Earlier this week, as I scrolled through my private Facebook account, I saw a highly inflammatory meme posted by a white family friend of mine regarding the protests and riots in America. I was left bewildered, shocked and disappointed that someone I’ve known for so long could post something like that – and in full knowledge that I and other black people they know would see it.

I expressed my disappointment. I encouraged them to watch the video by activist Tamika Mallory, who gave a powerful speech in Minneapolis. For me, her words encapsulated the rage that black people have been feeling for hundreds of years in relation to the discrimination we experience.

I suspect my family friend has not, to this day, watched this video or poised to consider my perspective. Nevertheless, they slammed back with the phrase “All Lives Matter”. Despite my desperate attempts, and those of other black and some mutual white friends to explain, there was just no reasonable debate or informed discussion to be had. Their mind had been made up.

What upset me the most was not that I could not win them over, but rather that an opportunity to educate themselves about an alternative world view and experience – mine – had been slapped away. They were disregarding the personal experiences of someone they’ve known for years. Their uninformed opinions and biases overrode any personal familiarity and warmth we have, any empathy our relationship might have produced had we been debating on another matter.

All Lives Matter is such an incredibly distasteful response to the Black Lives Matter movement. It seeks not only to to diminish but to quench the fire of black people who are simply asking not to be killed, to be treated like a human being. It does not mean black lives are more important than any other; on the contrary, it’s merely asking for a level playing field. The use of the term All Lives Matter indicates that you are either wilfully ignorant or, worse, wilfully racist.

Racism in 2020 is real. It’s brilliant that finally it appears the black community is being listened to. An atmosphere has been created in which we feel comfortable to speak and share our experiences. It’s shameful that it took an on-camera death to raise this level of awareness. As Will Smith famously said: “Racism isn’t getting worse; it’s getting filmed.”

Black people don’t need pity or a black square uploaded to Instagram. What we need is for people to believe us when we describe our everyday lives. Know that we’re not exaggerating. Know that what we feel isn’t a theory born out of paranoia, but as tangible as the skin we live in.

Race relations cannot be fought and won by the black community in isolation. Everyone – the oppressed, the oppressor and everyone in between – must be on board and commit to stamping it out. Governments and corporate companies have a wider responsibility to tackle racism, but even this starts with the individual. So imagine how it feels when an an individual relatively close to you, someone you’ve known for a long time, just does not seem to understand and, worst of all, simply does not want to.
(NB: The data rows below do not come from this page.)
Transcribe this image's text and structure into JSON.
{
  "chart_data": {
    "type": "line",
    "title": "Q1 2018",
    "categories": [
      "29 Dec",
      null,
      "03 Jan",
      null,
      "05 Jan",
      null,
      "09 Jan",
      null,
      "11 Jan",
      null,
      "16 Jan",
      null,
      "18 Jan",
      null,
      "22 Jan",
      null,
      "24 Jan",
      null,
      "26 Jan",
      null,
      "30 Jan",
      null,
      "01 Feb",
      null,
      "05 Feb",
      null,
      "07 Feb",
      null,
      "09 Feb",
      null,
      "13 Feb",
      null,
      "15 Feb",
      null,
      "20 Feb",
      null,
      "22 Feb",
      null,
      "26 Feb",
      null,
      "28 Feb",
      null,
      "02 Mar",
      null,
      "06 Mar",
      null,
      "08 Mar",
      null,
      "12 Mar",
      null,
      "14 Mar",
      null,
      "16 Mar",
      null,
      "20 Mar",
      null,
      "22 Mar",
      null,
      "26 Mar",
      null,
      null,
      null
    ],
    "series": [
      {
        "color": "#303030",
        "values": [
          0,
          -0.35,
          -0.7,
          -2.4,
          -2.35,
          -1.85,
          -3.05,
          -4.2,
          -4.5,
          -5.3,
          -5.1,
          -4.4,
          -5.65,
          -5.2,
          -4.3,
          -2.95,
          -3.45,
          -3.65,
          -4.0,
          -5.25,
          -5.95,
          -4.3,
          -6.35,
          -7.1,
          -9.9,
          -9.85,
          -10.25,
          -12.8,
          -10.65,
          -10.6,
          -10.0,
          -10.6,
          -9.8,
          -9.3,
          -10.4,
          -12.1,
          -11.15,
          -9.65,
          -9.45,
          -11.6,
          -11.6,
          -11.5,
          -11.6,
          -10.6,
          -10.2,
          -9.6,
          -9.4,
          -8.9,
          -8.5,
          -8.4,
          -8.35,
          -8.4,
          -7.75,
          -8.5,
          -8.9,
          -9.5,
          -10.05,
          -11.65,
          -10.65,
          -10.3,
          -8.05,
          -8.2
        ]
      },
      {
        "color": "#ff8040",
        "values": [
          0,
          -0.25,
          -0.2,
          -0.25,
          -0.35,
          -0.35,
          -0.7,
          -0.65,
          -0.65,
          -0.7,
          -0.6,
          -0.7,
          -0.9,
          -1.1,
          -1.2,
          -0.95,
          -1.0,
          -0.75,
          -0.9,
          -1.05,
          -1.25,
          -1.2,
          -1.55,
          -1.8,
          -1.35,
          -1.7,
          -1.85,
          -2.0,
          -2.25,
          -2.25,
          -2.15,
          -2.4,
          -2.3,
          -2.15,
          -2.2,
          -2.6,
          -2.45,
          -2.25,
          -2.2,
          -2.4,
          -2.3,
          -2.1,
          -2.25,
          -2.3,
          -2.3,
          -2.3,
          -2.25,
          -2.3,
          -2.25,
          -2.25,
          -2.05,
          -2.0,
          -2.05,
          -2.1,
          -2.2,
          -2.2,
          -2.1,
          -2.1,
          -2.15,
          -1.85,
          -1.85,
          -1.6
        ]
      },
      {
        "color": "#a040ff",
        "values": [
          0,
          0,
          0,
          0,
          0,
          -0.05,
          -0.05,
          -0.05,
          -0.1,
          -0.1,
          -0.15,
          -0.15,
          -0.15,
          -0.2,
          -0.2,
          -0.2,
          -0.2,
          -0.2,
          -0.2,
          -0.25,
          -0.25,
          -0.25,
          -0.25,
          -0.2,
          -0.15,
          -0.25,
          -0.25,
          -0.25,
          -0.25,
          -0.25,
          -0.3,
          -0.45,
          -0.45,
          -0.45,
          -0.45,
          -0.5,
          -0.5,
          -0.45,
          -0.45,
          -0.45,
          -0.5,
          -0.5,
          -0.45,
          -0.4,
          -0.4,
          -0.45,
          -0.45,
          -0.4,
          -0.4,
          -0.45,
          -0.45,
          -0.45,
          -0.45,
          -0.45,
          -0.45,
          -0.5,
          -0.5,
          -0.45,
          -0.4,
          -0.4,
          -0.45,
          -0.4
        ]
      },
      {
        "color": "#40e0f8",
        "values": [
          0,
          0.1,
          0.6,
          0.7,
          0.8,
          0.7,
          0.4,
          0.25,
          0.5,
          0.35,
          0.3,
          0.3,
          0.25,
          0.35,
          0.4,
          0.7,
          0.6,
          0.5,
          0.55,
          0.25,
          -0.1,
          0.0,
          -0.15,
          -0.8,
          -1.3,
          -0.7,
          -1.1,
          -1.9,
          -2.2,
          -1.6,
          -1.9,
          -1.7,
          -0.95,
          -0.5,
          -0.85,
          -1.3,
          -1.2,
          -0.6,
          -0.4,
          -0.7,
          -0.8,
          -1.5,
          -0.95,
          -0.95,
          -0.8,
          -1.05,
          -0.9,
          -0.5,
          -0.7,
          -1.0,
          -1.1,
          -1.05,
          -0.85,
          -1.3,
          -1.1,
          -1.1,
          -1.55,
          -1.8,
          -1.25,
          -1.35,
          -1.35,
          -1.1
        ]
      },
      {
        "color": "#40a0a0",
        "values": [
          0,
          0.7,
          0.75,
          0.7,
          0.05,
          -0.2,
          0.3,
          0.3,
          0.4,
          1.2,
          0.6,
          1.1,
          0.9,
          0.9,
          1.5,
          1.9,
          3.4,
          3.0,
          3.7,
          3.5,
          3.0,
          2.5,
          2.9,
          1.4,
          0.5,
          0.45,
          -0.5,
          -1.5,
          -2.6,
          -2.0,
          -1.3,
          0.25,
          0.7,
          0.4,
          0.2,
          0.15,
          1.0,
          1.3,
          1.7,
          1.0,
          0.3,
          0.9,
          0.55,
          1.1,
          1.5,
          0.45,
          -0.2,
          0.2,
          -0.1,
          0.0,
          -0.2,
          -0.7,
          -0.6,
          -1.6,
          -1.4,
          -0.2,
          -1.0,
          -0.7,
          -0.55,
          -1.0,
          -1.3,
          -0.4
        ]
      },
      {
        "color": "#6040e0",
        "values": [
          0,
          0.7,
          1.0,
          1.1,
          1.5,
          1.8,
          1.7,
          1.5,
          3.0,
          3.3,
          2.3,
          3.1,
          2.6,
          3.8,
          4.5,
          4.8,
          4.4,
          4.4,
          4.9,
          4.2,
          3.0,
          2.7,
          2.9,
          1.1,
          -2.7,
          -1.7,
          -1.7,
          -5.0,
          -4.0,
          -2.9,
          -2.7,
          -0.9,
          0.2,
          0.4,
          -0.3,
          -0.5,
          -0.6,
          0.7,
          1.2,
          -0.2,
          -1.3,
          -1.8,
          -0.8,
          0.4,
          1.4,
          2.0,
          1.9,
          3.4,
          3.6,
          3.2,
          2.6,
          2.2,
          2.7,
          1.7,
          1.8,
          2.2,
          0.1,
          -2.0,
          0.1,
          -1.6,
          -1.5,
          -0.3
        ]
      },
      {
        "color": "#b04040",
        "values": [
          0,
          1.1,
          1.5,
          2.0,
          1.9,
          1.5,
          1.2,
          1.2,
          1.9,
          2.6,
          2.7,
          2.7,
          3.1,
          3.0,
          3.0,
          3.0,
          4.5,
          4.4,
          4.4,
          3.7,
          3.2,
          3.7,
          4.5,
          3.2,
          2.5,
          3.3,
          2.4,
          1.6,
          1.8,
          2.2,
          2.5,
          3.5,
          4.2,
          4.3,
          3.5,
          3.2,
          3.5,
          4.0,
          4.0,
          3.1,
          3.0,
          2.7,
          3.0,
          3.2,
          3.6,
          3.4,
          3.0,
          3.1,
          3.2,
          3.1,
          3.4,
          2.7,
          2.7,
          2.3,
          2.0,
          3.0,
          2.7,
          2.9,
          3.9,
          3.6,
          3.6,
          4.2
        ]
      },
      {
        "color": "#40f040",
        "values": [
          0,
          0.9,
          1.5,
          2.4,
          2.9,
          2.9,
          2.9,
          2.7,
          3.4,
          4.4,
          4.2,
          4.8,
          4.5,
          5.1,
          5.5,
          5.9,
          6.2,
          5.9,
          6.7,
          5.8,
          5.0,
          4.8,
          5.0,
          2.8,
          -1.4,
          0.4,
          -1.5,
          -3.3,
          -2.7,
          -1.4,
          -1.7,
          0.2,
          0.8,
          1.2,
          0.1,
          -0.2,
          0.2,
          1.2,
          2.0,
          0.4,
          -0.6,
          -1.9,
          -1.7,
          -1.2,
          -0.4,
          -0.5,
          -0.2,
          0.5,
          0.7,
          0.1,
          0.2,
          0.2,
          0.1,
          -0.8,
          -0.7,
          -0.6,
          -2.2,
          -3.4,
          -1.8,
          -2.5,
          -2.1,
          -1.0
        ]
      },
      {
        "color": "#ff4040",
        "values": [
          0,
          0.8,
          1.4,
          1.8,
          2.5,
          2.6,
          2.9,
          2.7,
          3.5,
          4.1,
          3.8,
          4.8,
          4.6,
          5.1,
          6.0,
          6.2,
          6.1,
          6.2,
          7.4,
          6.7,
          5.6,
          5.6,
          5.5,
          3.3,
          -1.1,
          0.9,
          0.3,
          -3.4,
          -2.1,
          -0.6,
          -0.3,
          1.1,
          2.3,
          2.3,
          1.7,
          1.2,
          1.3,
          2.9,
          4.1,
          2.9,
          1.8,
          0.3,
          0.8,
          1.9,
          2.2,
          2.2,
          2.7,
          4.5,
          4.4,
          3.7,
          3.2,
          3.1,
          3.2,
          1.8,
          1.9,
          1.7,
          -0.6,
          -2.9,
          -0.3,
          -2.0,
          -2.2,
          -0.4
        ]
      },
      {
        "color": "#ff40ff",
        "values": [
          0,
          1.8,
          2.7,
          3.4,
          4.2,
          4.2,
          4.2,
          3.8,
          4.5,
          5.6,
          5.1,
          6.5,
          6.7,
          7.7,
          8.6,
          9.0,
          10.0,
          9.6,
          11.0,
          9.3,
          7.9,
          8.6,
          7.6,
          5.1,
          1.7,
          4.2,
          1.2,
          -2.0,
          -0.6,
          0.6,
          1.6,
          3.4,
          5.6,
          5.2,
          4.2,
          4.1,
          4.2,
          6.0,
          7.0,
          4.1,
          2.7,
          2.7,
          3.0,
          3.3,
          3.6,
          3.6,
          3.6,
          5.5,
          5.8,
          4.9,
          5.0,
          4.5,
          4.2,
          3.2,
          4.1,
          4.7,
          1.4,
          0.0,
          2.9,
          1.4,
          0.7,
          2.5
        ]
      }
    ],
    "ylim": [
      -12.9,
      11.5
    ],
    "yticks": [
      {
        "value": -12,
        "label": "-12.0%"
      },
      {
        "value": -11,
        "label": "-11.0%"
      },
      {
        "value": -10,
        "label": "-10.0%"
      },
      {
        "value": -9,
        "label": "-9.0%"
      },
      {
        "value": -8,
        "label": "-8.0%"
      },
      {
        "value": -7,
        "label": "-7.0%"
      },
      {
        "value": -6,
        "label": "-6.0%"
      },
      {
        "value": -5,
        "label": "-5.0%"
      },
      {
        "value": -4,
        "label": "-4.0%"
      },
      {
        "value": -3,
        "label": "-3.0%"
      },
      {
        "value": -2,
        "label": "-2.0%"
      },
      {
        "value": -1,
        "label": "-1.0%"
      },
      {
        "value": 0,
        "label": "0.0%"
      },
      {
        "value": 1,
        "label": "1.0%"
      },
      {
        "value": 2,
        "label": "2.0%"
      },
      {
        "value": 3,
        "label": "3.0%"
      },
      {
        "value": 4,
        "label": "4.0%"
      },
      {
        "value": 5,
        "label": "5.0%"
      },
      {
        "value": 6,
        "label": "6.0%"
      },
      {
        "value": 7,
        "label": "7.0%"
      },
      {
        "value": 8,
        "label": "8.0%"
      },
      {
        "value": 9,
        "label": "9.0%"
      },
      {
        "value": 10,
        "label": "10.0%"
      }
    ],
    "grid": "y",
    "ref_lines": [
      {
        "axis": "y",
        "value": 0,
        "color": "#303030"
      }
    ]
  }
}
What hope is there for social change?

The sad fact is not every one of our white friends will understand or support us – and that’s a painful reality to experience. Nevertheless, we cannot allow the disintegration of personal relationships to dim our beliefs.

The fight for equality is bigger than any friendship. It’s for the hope for a future where such friendships won’t even need to have such discussions that potentially end them.